Barman Shohag, Farid Fahmid Al, Gope Hira Lal, Hafiz Md Ferdous Bin, Khan Niaz Ashraf, Ahmad Sabbir, Mansor Sarina
Department of Computer Science and Engineering, Bangabandhu Sheikh Mujibur Rahman Science and Technology University, Pirojpur 8500, Bangladesh.
Faculty of Engineering, Multimedia University, Cyberjaya 63000, Selangor, Malaysia.
Genes (Basel). 2024 Nov 27;15(12):1530. doi: 10.3390/genes15121530.
In the realm of system biology, it is a challenging endeavor to infer a gene regulatory network from time-series gene expression data. Numerous Boolean network inference techniques have emerged for reconstructing a gene regulatory network from a time-series gene expression dataset. However, most of these techniques pose scalability concerns given their capability to consider only two to three regulatory genes over a specific target gene.

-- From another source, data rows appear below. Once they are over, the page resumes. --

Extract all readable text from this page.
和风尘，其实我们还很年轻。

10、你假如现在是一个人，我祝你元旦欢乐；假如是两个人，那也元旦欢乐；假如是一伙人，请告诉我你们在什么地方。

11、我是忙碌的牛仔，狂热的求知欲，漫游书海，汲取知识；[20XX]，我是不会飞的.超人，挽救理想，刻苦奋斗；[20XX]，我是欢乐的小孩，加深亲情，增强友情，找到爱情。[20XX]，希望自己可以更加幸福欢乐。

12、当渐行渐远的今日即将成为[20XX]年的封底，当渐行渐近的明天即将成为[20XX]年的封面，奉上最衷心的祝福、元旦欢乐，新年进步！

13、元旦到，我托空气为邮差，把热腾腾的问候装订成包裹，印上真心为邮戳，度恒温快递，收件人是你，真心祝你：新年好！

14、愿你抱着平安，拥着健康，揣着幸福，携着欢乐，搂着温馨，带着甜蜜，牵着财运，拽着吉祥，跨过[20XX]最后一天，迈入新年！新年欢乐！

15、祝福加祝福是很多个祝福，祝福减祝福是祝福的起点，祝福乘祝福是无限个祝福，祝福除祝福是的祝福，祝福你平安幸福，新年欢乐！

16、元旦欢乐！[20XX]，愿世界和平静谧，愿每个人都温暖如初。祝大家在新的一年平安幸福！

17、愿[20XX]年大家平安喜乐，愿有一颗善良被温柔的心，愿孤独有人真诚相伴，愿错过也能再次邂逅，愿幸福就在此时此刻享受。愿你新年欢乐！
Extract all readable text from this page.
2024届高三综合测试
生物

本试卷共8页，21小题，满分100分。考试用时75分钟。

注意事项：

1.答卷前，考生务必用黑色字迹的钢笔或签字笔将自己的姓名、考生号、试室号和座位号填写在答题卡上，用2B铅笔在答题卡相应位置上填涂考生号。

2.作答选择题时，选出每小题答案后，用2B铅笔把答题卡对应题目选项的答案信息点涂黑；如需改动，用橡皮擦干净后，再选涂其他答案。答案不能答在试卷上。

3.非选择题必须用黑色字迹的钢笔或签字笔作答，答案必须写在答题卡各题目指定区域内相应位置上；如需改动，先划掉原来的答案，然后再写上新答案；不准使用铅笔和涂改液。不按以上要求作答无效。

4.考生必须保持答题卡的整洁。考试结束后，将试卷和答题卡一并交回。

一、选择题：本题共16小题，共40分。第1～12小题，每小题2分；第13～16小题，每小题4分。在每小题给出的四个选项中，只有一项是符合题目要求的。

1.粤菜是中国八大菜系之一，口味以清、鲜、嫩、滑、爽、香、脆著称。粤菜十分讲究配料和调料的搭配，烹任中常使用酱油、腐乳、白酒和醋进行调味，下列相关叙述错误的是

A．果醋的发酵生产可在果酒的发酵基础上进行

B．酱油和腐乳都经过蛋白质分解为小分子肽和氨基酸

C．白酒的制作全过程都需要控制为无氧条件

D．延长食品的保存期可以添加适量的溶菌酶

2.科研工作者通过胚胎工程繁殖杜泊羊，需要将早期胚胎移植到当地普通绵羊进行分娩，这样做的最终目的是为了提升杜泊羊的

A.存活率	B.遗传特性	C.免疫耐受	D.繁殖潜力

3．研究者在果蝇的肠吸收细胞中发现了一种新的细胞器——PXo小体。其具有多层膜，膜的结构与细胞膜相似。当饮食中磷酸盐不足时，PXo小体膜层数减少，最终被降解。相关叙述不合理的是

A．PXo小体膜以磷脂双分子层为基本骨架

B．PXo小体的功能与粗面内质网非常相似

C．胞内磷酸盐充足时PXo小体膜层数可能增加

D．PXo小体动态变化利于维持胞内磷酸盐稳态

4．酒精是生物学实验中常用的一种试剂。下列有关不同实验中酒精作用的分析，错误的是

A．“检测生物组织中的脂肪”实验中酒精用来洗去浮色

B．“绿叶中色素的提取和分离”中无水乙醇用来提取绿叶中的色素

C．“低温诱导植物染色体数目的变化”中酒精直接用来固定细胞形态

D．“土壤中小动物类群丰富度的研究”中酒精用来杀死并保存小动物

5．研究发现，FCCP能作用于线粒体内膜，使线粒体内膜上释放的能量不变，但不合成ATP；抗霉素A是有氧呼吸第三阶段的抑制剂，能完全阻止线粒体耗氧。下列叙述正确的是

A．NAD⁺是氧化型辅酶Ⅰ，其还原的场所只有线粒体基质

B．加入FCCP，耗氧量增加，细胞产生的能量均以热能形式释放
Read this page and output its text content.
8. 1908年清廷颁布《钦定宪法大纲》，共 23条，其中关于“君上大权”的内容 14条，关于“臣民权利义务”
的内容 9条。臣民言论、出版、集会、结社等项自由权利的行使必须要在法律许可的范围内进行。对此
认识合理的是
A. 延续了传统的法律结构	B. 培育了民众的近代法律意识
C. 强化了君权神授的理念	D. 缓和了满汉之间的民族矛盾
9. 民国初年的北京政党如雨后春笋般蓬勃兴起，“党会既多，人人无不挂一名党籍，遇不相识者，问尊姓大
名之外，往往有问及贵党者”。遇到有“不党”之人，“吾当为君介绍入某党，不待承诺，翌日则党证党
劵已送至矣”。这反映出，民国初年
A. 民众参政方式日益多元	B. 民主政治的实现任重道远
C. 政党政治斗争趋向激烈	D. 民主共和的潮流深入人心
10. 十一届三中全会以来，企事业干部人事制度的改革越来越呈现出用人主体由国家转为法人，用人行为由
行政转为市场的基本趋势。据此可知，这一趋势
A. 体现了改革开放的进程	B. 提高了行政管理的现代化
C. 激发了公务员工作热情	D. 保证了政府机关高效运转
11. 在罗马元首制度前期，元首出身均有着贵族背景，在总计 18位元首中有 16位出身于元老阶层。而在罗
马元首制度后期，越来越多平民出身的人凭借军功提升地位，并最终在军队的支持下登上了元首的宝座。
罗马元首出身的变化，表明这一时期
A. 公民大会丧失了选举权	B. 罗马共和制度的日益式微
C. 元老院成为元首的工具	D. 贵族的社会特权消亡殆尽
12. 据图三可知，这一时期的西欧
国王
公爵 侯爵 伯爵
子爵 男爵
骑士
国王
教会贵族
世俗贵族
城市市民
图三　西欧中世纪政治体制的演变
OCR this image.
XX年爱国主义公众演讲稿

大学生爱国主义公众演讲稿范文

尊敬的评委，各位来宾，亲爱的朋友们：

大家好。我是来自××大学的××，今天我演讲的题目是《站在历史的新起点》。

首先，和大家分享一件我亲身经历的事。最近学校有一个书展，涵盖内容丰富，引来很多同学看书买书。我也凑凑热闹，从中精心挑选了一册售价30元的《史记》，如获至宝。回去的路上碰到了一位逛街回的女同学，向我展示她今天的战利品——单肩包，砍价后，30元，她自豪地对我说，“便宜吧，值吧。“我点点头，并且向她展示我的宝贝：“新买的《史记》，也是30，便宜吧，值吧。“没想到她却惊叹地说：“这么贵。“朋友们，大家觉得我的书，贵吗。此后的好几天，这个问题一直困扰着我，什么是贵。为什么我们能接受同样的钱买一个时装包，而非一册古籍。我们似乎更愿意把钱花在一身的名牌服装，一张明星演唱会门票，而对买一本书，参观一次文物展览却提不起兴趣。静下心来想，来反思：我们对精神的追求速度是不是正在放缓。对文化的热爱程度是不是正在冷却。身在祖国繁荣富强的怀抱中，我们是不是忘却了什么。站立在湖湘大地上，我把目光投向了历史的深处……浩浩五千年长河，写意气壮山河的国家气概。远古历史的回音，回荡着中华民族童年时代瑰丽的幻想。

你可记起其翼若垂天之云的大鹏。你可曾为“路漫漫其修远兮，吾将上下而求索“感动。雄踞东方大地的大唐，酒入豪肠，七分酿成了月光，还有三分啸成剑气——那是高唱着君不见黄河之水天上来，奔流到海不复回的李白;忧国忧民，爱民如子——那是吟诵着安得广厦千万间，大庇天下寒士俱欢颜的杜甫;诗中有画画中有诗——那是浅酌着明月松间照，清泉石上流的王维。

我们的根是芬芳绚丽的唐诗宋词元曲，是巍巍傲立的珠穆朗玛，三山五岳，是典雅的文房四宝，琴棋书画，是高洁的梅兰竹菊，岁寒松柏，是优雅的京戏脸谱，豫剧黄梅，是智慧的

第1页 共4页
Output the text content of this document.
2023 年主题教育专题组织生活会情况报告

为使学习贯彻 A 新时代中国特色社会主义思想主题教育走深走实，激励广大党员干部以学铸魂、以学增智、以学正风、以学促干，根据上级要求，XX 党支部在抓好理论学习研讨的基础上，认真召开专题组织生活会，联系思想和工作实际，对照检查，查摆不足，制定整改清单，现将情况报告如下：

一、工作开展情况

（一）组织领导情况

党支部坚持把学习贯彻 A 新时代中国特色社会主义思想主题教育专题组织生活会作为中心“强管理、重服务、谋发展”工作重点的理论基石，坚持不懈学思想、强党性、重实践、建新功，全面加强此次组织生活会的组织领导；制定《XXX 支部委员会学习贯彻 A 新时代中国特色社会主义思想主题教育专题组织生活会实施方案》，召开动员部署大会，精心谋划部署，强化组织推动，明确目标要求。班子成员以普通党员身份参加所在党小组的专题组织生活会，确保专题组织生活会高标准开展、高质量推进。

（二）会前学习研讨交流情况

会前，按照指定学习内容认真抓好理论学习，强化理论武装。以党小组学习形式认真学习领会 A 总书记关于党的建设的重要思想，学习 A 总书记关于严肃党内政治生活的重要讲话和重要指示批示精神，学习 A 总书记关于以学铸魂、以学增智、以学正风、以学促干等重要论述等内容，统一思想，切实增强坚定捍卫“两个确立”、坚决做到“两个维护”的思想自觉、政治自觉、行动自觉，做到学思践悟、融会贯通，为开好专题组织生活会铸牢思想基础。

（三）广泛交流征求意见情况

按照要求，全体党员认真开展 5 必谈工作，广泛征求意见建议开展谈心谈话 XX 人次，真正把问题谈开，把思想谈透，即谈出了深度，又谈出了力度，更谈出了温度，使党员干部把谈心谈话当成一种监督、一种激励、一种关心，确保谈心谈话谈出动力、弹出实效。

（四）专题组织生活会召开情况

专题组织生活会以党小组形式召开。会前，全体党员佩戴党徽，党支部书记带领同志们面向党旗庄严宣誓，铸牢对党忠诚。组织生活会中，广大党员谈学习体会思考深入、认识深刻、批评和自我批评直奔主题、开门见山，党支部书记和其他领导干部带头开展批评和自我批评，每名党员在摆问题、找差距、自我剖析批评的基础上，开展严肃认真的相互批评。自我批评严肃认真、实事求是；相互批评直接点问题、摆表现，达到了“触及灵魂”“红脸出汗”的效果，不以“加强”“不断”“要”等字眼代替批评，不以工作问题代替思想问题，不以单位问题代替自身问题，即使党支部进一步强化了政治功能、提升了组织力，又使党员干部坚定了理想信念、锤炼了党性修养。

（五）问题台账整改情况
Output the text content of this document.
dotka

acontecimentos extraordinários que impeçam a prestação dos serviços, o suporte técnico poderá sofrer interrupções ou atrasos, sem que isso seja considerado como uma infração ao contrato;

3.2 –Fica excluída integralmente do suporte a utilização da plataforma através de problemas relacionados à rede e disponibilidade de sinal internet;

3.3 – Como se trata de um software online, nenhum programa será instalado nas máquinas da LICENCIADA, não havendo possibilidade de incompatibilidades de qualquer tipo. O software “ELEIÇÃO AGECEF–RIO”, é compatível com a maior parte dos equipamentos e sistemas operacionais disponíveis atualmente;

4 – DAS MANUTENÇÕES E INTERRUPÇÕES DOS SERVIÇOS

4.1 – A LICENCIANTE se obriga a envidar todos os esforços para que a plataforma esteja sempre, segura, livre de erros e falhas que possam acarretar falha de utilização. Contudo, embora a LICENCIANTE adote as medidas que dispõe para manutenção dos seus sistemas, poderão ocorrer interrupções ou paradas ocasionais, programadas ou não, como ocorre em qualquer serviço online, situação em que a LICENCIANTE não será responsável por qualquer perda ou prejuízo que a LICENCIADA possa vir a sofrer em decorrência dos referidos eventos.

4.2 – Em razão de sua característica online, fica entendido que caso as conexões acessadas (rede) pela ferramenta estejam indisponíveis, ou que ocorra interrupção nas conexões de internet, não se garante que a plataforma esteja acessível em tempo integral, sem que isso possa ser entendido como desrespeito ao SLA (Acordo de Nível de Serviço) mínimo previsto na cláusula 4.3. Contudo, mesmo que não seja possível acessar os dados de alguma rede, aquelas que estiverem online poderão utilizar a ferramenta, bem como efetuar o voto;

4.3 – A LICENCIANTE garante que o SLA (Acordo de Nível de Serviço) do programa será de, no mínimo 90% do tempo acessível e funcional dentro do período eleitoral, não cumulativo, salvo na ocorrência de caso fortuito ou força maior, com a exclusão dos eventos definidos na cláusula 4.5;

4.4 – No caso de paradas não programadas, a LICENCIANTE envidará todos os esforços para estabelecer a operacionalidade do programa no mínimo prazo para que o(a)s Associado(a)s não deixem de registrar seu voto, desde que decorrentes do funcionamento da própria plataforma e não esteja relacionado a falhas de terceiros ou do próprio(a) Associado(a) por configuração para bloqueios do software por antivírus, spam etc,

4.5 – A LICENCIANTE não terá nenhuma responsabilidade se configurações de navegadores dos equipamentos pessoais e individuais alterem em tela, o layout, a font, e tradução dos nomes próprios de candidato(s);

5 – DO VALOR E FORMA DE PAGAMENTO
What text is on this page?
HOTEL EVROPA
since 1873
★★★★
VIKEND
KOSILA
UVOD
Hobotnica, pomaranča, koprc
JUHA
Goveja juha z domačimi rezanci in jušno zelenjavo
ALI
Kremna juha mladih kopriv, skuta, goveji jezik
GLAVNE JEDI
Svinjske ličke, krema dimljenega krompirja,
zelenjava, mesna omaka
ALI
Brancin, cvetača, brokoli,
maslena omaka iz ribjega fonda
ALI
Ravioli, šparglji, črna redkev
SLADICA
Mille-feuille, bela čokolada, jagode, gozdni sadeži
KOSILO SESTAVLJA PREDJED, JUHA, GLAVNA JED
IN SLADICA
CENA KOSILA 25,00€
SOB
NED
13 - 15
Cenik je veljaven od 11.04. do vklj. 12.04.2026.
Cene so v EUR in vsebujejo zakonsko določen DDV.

To overcome this limitation, a novel inference method, LBF-MI, has been proposed in this research. This two-phase method utilizes limited Boolean functions and multivariate mutual information to reconstruct a Boolean gene regulatory network from time-series gene expression data. Initially, Boolean functions are applied to determine the optimum solutions. In case of failure, multivariate mutual information is applied to obtain the optimum solutions.
This research conducted a performance-comparison experiment between LBF-MI and three other methods: mutual information-based Boolean network inference, context likelihood relatedness, and relevance network. When examined on artificial as well as real-time-series gene expression data, the outcomes exhibited that the proposed LBF-MI method outperformed mutual information-based Boolean network inference, context likelihood relatedness, and relevance network on artificial datasets, and two real datasets ( gene regulatory network, and SOS response of regulatory network).
LBF-MI's superior performance in gene regulatory network inference enables researchers to uncover the regulatory mechanisms and cellular behaviors of various organisms.
在系统生物学领域,从时间序列基因表达数据推断基因调控网络是一项具有挑战性的工作。已经出现了许多布尔网络推理技术来从时间序列基因表达数据集中重建基因调控网络。然而,鉴于这些技术大多只能考虑特定目标基因的两到三个调控基因,它们存在可扩展性问题。
为克服这一局限性,本研究提出了一种新的推理方法,即LBF-MI。这种两阶段方法利用有限布尔函数和多变量互信息从时间序列基因表达数据重建布尔基因调控网络。首先,应用布尔函数确定最优解。若失败,则应用多变量互信息来获得最优解。
本研究对LBF-MI与其他三种方法进行了性能比较实验:基于互信息的布尔网络推理、上下文似然相关性和相关网络。在人工以及实时序列基因表达数据上进行检验时,结果表明,所提出的LBF-MI方法在人工数据集以及两个真实数据集(基因调控网络和调控网络的SOS反应)上优于基于互信息的布尔网络推理、上下文似然相关性和相关网络。
LBF-MI在基因调控网络推理中的卓越性能使研究人员能够揭示各种生物体的调控机制和细胞行为。